Similar to the BAA, the Berry Amendment was passed in 1941 to promote the U.S. economy through the preferential purchase of certain U.S. goods. The Amendment was eventually codified as 10 U.S.C. 2533a in 2002. The law prohibits the Department of Defense (“DoD”) from utilizing any funding available to or appropriated by the DoD for the purchase of the following end product items from “non-qualifying countries” unless these items are wholly of U.S. origin: food; clothing; tents, tarpaulins, or covers; cotton and other natural fiber products; woven silk or woven silk blends; spun silk yarn for cartridge cloth; synthetic fabric or coated synthetic fabric (including all textile fibers and yarns that are for use in such fabrics); canvas products, or wool (whether in the form of fiber or yarn or contained in fabrics, materials, or manufactured articles); or any item of individual equipment manufactured from or containing such fibers, yarns, fabrics, or materials; and hand or measuring tools. Noticeably absent from the definition of “qualifying country” are China, Japan, Thailand and Korea- among others.

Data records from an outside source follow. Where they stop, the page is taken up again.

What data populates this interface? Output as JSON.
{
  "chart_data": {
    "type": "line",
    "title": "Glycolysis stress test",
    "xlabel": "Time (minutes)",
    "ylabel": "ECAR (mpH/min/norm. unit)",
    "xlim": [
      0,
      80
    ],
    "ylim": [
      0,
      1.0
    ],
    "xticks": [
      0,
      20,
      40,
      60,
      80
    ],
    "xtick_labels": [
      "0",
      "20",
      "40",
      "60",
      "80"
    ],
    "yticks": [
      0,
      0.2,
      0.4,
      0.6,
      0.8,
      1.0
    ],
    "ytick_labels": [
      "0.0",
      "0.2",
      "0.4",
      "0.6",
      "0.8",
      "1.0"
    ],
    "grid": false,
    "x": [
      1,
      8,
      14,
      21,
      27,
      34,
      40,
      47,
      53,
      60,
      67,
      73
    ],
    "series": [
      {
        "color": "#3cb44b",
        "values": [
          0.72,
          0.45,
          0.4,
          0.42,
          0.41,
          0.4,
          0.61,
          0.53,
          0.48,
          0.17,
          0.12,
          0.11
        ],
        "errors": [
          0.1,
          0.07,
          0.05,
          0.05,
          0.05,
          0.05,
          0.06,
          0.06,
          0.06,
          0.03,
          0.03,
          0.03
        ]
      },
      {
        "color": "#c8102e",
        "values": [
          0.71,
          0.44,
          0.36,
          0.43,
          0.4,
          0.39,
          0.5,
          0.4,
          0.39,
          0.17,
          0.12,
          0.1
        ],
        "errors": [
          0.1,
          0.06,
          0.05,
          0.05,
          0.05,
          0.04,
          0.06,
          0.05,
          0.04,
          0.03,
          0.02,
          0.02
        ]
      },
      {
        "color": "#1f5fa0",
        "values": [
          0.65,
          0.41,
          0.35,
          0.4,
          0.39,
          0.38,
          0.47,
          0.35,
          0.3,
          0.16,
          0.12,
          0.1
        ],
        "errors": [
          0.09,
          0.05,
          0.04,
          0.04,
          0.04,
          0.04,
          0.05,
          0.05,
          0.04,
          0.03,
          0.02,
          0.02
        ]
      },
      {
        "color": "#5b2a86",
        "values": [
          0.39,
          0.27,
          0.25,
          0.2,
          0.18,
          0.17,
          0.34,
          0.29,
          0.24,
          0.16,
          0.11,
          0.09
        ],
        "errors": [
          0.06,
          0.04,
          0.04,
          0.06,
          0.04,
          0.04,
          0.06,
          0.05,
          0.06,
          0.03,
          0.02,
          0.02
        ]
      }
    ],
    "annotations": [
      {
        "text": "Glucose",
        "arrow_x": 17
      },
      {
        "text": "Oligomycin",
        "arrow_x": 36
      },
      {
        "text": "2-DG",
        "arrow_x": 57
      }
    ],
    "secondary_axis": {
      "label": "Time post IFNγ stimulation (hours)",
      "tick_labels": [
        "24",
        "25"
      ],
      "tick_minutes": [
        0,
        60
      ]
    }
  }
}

Congress revised the Berry Amendment for fiscal years 2007 and 2008 with National Defense Authorization Act. The revised statute, 10 U.S.C. 2533b, declares that the DoD is prohibited from acquiring specialty metals or component parts for the use in the construction of aircraft, missile and space systems, ships, tank and automotive items, weapon systems, or ammunition unless the DoD itself acquires those materials directly. In other words, contractors engaged in the production of these items must use American made specialty metals or require that the DoD obtain these materials and component parts for use in any such fabrication and manufacturing.
Despite the existence numerous limitations with the Buy American Act, Berry Amendment and Trade Agreements Act, as discussed above, the United States Government and private citizen plaintiffs (known as Relators) have recently collaborated in bringing numerous False Claims qui tam actions against companies seeking to profit at the expense of the American Taxpayers. In the majority of these cases, contractors attempted to pass off foreign goods as made in the U.S.A. Examples of these include: MedTronic (relabeled Chinese devices allegations - $4.4 million settlement); ECL Solutions (conceal country of origin-$1.066 million civil forfeiture); Invacare (wrongfully certified as American Made- $2.6 Million settlement); Staples (foreign made goods- $7.4 million settlement), Office Depot (foreign made goods - $4.75 million settlement) and Office Max (sale of goods not permitted by Trade Agreements Act results in $9.72 million settlement).
According to Justice Department statistics released last week, whistleblowers filed 638 False Claims Act lawsuits in FY2015. Because these cases remain under seal sometimes for years, we do not know how many involved violations of BAA or related laws. We are aware from conversations with the Justice Department of an uptick in these claims, however.
Whistleblowers who bring claims under the False Claims Act can earn up to 30% of whatever the government collects from the wrongdoer. To qualify, one must have original knowledge or information about the fraud. Successful whistleblowers are usually current or former employees but anyone with inside information can file.